Design A population-based skin cancer screening intervention (the SCREEN project) in the German state of Schleswig-Holstein (July 1, 2003, to June 30, 2004).

Setting Physician offices. Participants could choose between nondermatologist physicians and dermatologists for their initial whole-body skin examination. All screening physicians received a mandatory 8-hour training course.

Participants Inhabitants of Schleswig-Holstein 20 years or older with statutory health insurance (N = 360 288).

Main Outcome Measures
Frequency of excisions and yields of malignant skin tumors (malignant melanomas [MMs], basal cell carcinomas [BCCs], and squamous cell carcinomas [SCCs]), stratified by sex and age.

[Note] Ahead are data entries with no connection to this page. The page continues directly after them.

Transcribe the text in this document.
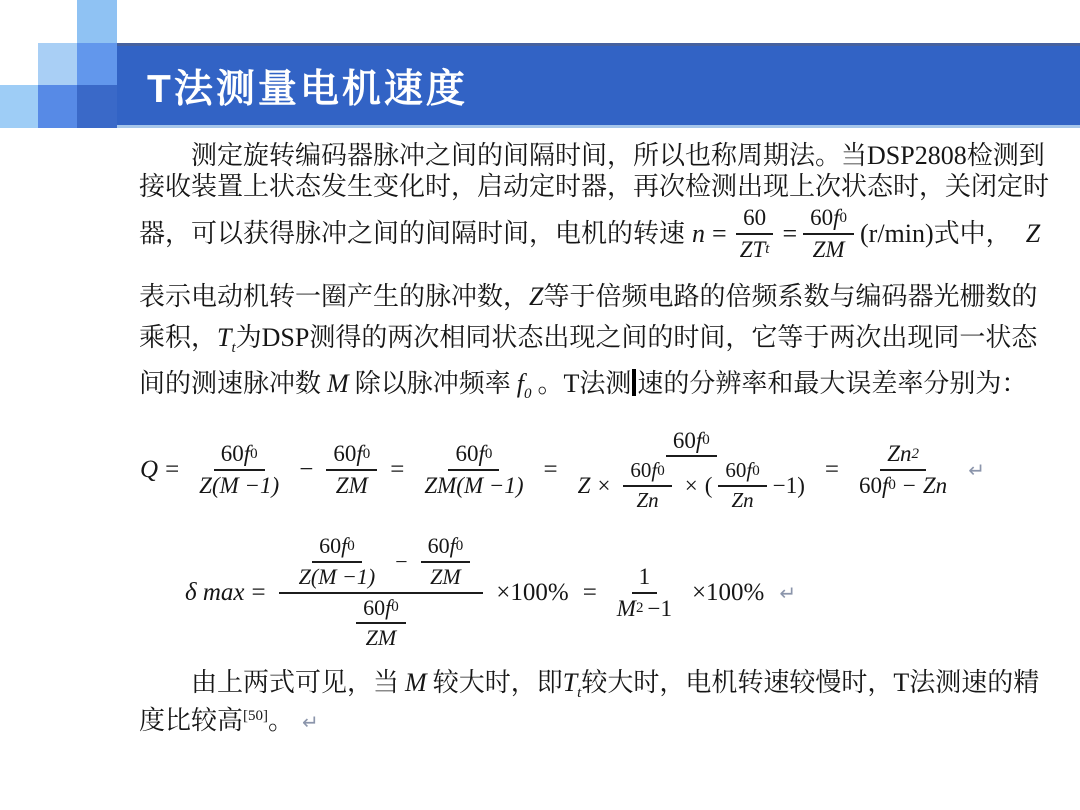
T法测量电机速度
测定旋转编码器脉冲之间的间隔时间，所以也称周期法。当DSP2808检测到
接收装置上状态发生变化时，启动定时器，再次检测出现上次状态时，关闭定时
器，可以获得脉冲之间的间隔时间，电机的转速 $n = \frac{60}{\text{ZT t}} = \frac{60 f 0}{ZM} (r/\min)$ 式中， Z
表示电动机转一圈产生的脉冲数，Z等于倍频电路的倍频系数与编码器光栅数的
乘积，$T_t$为DSP测得的两次相同状态出现之间的时间，它等于两次出现同一状态
间的测速脉冲数 M 除以脉冲频率 $f_0$ 。T法测 速的分辨率和最大误差率分别为：
$Q = \frac{60 f 0}{Z(M -1)} - \frac{60 f 0}{ZM} = \frac{60 f 0}{ZM(M -1)}$ =
60 f 0
$Z \times \frac{60 f 0}{Zn}$ × ( $\frac{60 f 0}{Zn} -1$)
= $\frac{Zn 2}{60 f 0 - Zn}$ ↵
δ max =
$\frac{60 f 0}{Z(M -1)} - \frac{60 f 0}{ZM}$
$\frac{60 f 0}{ZM}$
$\times 100\% = \frac{1}{M 2 -1} \times 100\%$ ↵
由上两式可见，当 M 较大时，即$T_t$较大时，电机转速较慢时，T法测速的精
度比较高[50]。 ↵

Results Overall, 15 983 excisions were performed (1 of 23 screenees). A total of 3103 malignant skin tumors were diagnosed in 2911 persons: 585 MMs, 1961 BCCs, 392 SCCs, and 165 other malignant skin tumors. Overall, 116 persons (3103 of 360 288) had to be screened to find 1 malignant tumor, with 1 of 620 for MM, 1 of 184 for BCC, and 1 of 920 for SCC. Twenty excisions were performed to find 1 melanoma in men 65 years and older, but more than 50 excisions were required to find 1 melanoma in men aged between 20 and 49 years.

Conclusions The results of SCREEN suggest a high yield of malignant skin tumors in a large-scale population-based screening project. We found that a high number of excisions was performed in the youngest screenees with an associated low yield, suggesting a need in screener training to emphasize a more conservative attitude toward excisions in young screenees.